Recycling follies trigger another Perkins flub

The year-long comedy of errors regarding Shreveport recycling follies just won’t subside, just in time to allow voters to associate the incompetence displayed throughout with Democrat Mayor Adrian Perkins as qualifying for fall elections looms a week away.

Just over twelve months ago, the Perkins Administration decided to award its curbside recycling contract to a firm headed by Charlette Edwards. A year earlier, the previous contractor – who had insisted it could make money for all off the enterprise – abandoned the money-losing deal, which forced the city to suspend the program and stop collecting the extra fee funding it for which it hit up households.

Although the program over a decade did little to conserve landfill space or to pump up city coffers but certainly squeezed residents, Perkins was sacred and bound to restart it. But only Edwards’ firm bid on it – and won the $9.5 million award over five years despite having no experience in this area, no equipment, no employees, and saying it would haul everything 75 miles away (the old contractor had a facility at the Port of Caddo-Bossier).

Even Perkins’ Democrat allies on the City Council, which had to approve the measure, expressed some skepticism over the deal, and during the next year a back-and-forth ensued, over the main issue of requiring a performance bond as part of the deal, a fairly standard protection for these arrangements. Democrat LeVette Fuller joined the three Republicans then on the Council to create this condition, which later in the year the Council guaranteed the job if the bond were obtained.

Yet over the next six months Edwards made no progress towards fulfilling the requirement. After a year had passed since the initial decision, at the apparent behest of the Perkins Administration the Council was asked to lift the stricture, but that failed, with one vote against ominously enough from Democrat Alan Jackson, a Perkins ally appointed by Democrat Gov. John Bel Edwards when the previous GOP councilor had resigned. Moreover, the city’s own risk manager at the previous meeting when the waiver had been introduced had testified the company’s utter lack of infrastructure plus outstanding judgments and liens against it made a performance bond essential.
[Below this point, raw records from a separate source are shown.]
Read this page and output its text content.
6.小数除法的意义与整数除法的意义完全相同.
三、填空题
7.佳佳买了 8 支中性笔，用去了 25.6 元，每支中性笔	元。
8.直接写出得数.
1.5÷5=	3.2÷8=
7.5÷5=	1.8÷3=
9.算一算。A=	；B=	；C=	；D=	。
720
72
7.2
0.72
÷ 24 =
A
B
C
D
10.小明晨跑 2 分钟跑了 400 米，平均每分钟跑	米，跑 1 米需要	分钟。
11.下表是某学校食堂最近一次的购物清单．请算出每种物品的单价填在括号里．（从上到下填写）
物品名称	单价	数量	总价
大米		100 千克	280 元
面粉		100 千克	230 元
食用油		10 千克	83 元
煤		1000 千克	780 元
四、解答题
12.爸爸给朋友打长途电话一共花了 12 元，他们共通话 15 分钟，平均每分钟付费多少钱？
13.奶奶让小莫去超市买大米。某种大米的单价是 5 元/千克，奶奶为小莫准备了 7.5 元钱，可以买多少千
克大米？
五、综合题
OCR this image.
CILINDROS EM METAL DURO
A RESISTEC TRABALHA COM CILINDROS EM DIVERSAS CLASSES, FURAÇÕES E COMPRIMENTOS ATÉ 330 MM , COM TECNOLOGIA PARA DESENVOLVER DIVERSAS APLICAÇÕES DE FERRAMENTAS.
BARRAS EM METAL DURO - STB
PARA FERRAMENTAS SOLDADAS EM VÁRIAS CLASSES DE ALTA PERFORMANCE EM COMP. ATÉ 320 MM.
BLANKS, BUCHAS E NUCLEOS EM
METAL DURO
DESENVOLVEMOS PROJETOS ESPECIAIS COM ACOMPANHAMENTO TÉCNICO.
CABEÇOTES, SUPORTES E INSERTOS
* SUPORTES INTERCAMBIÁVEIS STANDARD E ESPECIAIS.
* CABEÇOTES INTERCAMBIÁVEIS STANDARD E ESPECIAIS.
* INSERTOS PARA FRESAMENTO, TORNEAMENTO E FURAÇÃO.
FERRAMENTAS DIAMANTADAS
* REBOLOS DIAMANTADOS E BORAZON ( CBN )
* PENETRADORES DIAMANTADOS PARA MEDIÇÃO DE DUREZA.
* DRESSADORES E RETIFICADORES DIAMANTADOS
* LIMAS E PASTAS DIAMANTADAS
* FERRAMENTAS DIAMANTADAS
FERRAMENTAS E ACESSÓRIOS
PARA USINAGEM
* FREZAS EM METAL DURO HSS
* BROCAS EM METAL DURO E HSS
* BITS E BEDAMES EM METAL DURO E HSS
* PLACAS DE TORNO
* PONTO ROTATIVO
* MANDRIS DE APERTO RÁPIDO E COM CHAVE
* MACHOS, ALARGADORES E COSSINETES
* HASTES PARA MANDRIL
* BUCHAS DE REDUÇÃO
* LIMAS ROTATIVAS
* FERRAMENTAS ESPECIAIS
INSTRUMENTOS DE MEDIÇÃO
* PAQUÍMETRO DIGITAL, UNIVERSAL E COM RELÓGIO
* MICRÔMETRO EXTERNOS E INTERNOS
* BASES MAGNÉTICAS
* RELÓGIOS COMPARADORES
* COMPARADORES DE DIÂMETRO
After this rejection, this week Edwards said she would sue the city for failure to close the deal. She alleged discrimination on race and sex as a prime consideration. She said she didn’t need a bond because of the termination for convenience clause in the contract – about which she had complained when the resolution to remove the bond had been introduced, describing it as an extremely onerous condition.

Her stated rationale echoed with rich irony. Likely the only reason Perkins hung on so long to this fantasy exactly was because Edwards was a black female, besides being the only apparent hope to resume shoving forced recycling onto residents (the fee applies whether a household participates), a demography suited to satisfy the city’s quasi-quota program for contracting that only a month ago had gotten Perkins into warm (pool) water.

And, yet again, Perkins in his managerial role serves another unforced error. Besides halting any progress on resumption of recycling by chasing this unrealistic scenario for so long, his actions have drawn a nuisance suit. Even with voter demographics creating an uphill climb for both of his main announced challengers, misstep after misstep – even now after three-and-a-half years in office – from Perkins makes credible the chances of one of them pulling the upset.